Amazon SageMaker Debugger - Amazon SageMaker

Amazon SageMaker Debugger

Amazon SageMaker Debugger provides full visibility of model training by monitoring, recording, analyzing, and visualizing tensors of the training process. A tensor is defined as a high dimensional array of the machine learning and deep learning metrics such as weights, gradients, and losses; in other words, it is a collection of metrics continuously updated during the backpropagation and optimization process of training deep learning models.

Debugger provides a hook feature to configure the shape of tensors as you want, capture tensors from the entire training process or a target training process to debug, and save the tensors in Amazon S3 buckets.

A Debugger rule is a feature that adds an automated alert triggering system that detects anomalies by watching the tensors collected by the Debugger hook during model training.
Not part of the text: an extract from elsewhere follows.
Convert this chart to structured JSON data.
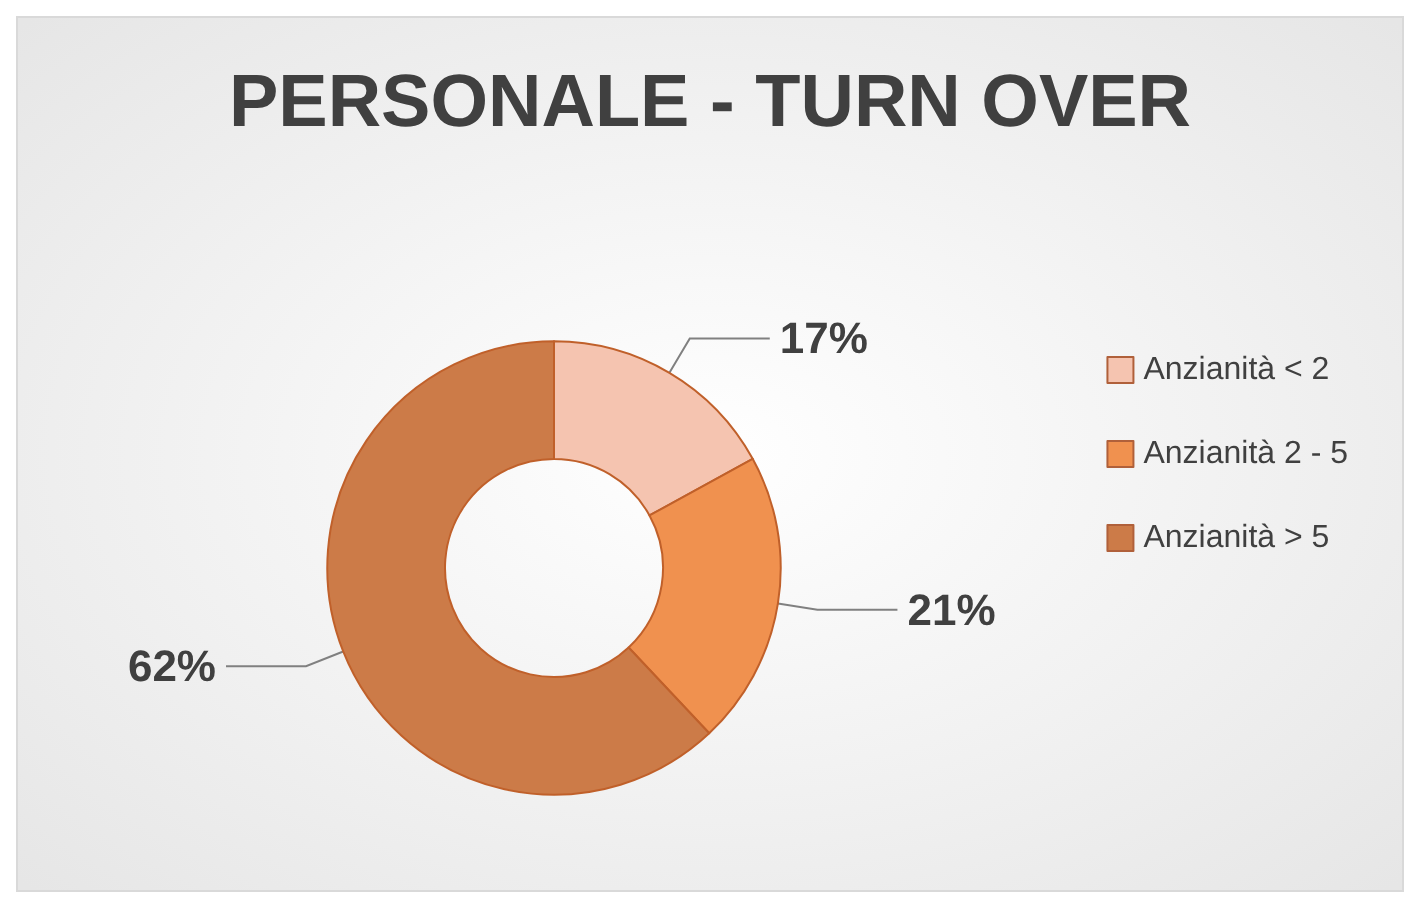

For example, a Debugger rule detects issues when the training process suffers from vanishing gradients, exploding tensors, overfitting, or overtraining.

If such issues occur, the rule changes status of the training job and triggers CloudWatch Events. You can create a CloudWatch Rule to direct Training Job State change events to an AWS Lambda function that stops the training job in case a rule triggers and has status "IssuesFound".

Offering the flow of debugging process, Debugger can dramatically reduce time, resource, and cost needed to train models. Using Debugger in Amazon SageMaker Studio or Amazon SageMaker Notebook instances makes inspecting training job issues easier with supported features and frameworks and it provides a visual interface for analyzing your tensor data.

SageMaker Debugger Python SDK and its client library smdebug are designed to create Python objects that allow you to interact with the saved tensors. Debugger provides you tools to setup hooks and rules to easily save and access tensors, make the tensors available for analysis through its trial feature, all through a flexible and powerful API. It supports machine learning frameworks TensorFlow, PyTorch, MXNet, and XGBoost on Python 3.6 and above.

If you want to explore information of Debugger API in detail, see the following pages:

Amazon SageMaker Debugger Sample Notebooks

The following list of Amazon SageMaker Debugger sample notebooks show how to set up Amazon SageMaker training jobs to configure Debugger hooks to save the tensors, apply Debugger rules to the tensors to monitor the status of training jobs, and visualize them.

We recommend using the notebooks in the following order:

Amazon SageMaker Debugger Tutorial Videos

Here is a video series that provides a tour of Amazon SageMaker Debugger capabilities using SageMaker Studio and SageMaker Notebook instances.

Debug Models with Amazon SageMaker Debugger in Studio

Author: Julien Simon, AWS Technical Evangelist | Length: 14 minutes 17 seconds

In this tutorial video, you can find out how to use Amazon SageMaker Debugger to capture and inspect debugging information from an example training model. The example training model used in this video is a simple Convolutional Neural Network (CNN) based on Keras with the TensorFlow backend. You will see that SageMaker in Tensorflow framework and Debugger provide functionality to build an estimator directly using the training script and debug the training job.

You can find the example notebook in the video from this Studio Demo repository provided by the author. You need to clone the debugger.ipynb notebook file and a training script example file to your SageMaker Studio or a SageMaker Notebook Instance. After you clone the two files, specify the path keras_script_path to the file inside the debugger.ipynb notebook. If you cloned the two files in the same directory, this can be simply set as keras_script_path = "".

Deep Dive on Amazon SageMaker Debugger and Amazon SageMaker Model Monitor

Author: Julien Simon, AWS Technical Evangelist | Length: 44 minutes 34 seconds

In this video session, you will explore advanced features of Amazon SageMaker—Debugger and Model Monitor—that will help you boost productivity as well as the quality of your models. First, this video shows how to detect and fix training issues, visualize tensors, and improve models with SageMaker Debugger. In the second part of this video starting from 22:41, it shows how to monitor models in production and identify prediction issues such as missing features or data drift using SageMaker Model Monitor. Finally, you can find cost optimization tips to help you make the most of your machine learning budget.

You can fine the example notebook in the video from this AWS Dev Days 2020 repository offered by the author.